I know I probably fucked something up, but still want some advice.
I have two houses, halfway across the world from each other. Whenever I am on holidays in my second home, I would like to still access my home network and vice versa. I have a Tailscale VPN setup for this and I regularly SSH into my server from other devices to configure it, rather than use the physical device. I tend to only access it whenever I need to turn it on or off.
TIFU by trying to reboot it. I was configuring some network stuff for my brand-new project with installing PiHole, and after debugging a little issue, having changed many configurations and being unsure about how to restart everything needed for the configs to take effect, the answer that I was following suggested rebooting to sort all issues in one go. Having tried `sudo reboot` on my local VM earlier today, I thought it couldn’t hurt, ran the command on my remote, and it hasn’t come back online yet.
It should be automatically connecting to tailscale on startup, it has worked like that in the past, but it hasn’t this time. It has been an hour since tailscale last connected with the device.
What did I do wrong, and how do y’all handle rebooting your bare metal when you don’t have access to the physical server atm?
how do y’all handle rebooting your bare metal when you don’t have access to the physical server atm?
I once forgot I was SSH’d into a pi at home and ran sudo shutdown on my laptop. I was in Japan at the time.
I asked a friend to unplug and replug it for me.
I always go for low hanging fruit when troubleshooting. You initially said you rebooted a VM, then said your bare metal wasn’t up. I’m assuming you can’t ping your server. Maybe the VPN service didn’t start like you expected. If you have no mechanism to SSH, or otherwise connect to your server you’re not going to have a lot of options.
You should put a smart plug on your remote server with the bios setting to always power on after power loss.
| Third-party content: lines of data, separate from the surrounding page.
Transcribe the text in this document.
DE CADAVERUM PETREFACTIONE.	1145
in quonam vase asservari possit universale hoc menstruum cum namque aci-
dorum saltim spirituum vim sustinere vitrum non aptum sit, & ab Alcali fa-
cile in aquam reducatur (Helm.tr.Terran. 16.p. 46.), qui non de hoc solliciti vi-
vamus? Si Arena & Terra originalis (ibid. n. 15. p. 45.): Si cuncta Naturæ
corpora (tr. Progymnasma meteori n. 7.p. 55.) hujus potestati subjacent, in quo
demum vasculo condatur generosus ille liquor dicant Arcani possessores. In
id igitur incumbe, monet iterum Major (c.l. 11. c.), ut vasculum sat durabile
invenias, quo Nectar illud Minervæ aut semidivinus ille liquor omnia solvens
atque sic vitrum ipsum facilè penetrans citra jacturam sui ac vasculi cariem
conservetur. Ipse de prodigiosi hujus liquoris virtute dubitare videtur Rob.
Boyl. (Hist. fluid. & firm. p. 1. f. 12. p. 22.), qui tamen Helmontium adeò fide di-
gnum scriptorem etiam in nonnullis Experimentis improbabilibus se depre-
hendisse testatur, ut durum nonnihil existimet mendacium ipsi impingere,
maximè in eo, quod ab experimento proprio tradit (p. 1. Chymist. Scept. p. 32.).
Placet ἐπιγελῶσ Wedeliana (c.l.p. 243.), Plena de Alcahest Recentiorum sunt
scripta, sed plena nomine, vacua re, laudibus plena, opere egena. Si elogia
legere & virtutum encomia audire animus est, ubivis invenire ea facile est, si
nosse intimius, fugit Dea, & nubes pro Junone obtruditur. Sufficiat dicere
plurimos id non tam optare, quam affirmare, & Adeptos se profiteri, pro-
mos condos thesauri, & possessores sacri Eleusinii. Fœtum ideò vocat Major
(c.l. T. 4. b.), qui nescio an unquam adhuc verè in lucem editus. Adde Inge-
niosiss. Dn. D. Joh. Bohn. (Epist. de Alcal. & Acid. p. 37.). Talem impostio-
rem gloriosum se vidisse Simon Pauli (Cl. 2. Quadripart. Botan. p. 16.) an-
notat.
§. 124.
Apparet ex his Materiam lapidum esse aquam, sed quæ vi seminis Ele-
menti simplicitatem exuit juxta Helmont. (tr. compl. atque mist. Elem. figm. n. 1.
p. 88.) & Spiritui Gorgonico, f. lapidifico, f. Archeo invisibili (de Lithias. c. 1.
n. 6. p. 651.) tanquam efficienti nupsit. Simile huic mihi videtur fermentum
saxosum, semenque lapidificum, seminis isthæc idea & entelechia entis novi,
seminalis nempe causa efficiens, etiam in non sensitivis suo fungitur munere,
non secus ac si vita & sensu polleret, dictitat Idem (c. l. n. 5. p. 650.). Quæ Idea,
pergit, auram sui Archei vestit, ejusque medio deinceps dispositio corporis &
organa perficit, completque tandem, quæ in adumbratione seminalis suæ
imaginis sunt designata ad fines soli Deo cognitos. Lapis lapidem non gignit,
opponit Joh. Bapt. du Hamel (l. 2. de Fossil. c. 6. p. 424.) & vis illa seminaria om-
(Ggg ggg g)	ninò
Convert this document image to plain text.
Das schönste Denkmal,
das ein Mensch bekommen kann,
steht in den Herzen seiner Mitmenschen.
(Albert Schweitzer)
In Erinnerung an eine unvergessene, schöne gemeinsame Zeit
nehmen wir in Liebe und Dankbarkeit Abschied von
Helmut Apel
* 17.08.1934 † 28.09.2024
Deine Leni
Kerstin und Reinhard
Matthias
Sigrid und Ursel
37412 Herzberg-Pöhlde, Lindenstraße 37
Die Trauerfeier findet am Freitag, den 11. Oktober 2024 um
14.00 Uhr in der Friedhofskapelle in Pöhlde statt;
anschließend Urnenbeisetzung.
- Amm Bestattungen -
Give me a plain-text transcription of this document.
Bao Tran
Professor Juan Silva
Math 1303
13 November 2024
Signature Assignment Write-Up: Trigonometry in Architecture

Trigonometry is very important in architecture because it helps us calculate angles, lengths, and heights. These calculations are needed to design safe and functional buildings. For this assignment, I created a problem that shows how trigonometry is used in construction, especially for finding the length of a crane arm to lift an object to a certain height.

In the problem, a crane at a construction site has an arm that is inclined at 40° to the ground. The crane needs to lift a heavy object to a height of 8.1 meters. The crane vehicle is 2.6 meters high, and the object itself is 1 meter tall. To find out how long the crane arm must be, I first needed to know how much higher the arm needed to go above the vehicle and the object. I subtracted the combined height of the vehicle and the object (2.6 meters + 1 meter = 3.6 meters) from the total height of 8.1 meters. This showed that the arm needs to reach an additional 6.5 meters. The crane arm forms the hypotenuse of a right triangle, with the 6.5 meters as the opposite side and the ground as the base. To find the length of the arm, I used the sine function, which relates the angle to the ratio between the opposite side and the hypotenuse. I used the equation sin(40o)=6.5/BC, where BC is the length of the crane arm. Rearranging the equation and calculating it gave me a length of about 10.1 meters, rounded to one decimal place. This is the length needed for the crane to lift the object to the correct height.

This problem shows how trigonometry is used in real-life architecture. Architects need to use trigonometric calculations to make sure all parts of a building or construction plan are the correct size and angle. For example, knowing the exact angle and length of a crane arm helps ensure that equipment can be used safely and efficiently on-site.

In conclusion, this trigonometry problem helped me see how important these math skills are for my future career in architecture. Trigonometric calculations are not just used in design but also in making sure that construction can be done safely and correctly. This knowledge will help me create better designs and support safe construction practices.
This won’t help you if you’ve fucked up network settings, but it’s a life saver if your computer locks up or doesn’t come back.
Turn off the smart switch, wait a few seconds and turn it back on again, your computer should start back up.
I dont think there is anything to do now, except manually interact with your server.
For next time, I suggest buying a smart plug, smart outlet, whatever you call it, and configure your server bios to always come back on after power comes back to it.
Though, if you fucked the network settings of your machine, that wouldn’t fix anything about it.
What I have is a Raspberry Pi with a wireguard vpn on it, so in the worst case, I can ssh into it, then SSH into a server in the same local network.But again, if the network settings are so fucked that it doesn’t even connect to the local network anymore, there is nothing much to do except going to the server and fixing it there.
Unless you have a PiKVM (Its a raspberry pi with an HDMI In/Out that can interact with your computer even if its off), an IMPI/ILO/iDRAC (its a chip on server motherboards that can power on/power off/show screen of the server even if it’s off).Good luck for your adventures
It can have many reasons as to why the server won’t connect again. Most likely one of the configurations changes caused it to loose internet connectivity. Don’t worry, it happens to everyone at some point.
I can’t tell you what exactly you did wrong, but I can give you tips on how to prevent it in the future:
Firstly, take the time to research about whichever service you want to change. Typically, there is a way to reboot any service, without rebooting the entire server. Once you figured that out, you can write a little script that backd up your original config, applies the new one and then reverts the old one back unless you manually cancel within 30 or more seconds.
This ensures that, if your server does loose internet connectivity, your changes are reverted automatically. If everything works as exoected, you just CTRL + C to cancel the rest of the script. Also make sure to spawn the script in an independant tool like tmux, so it doesn’t end with your session.
Only once you are sure that all your configs 100% work, you may or may not fully restart the server.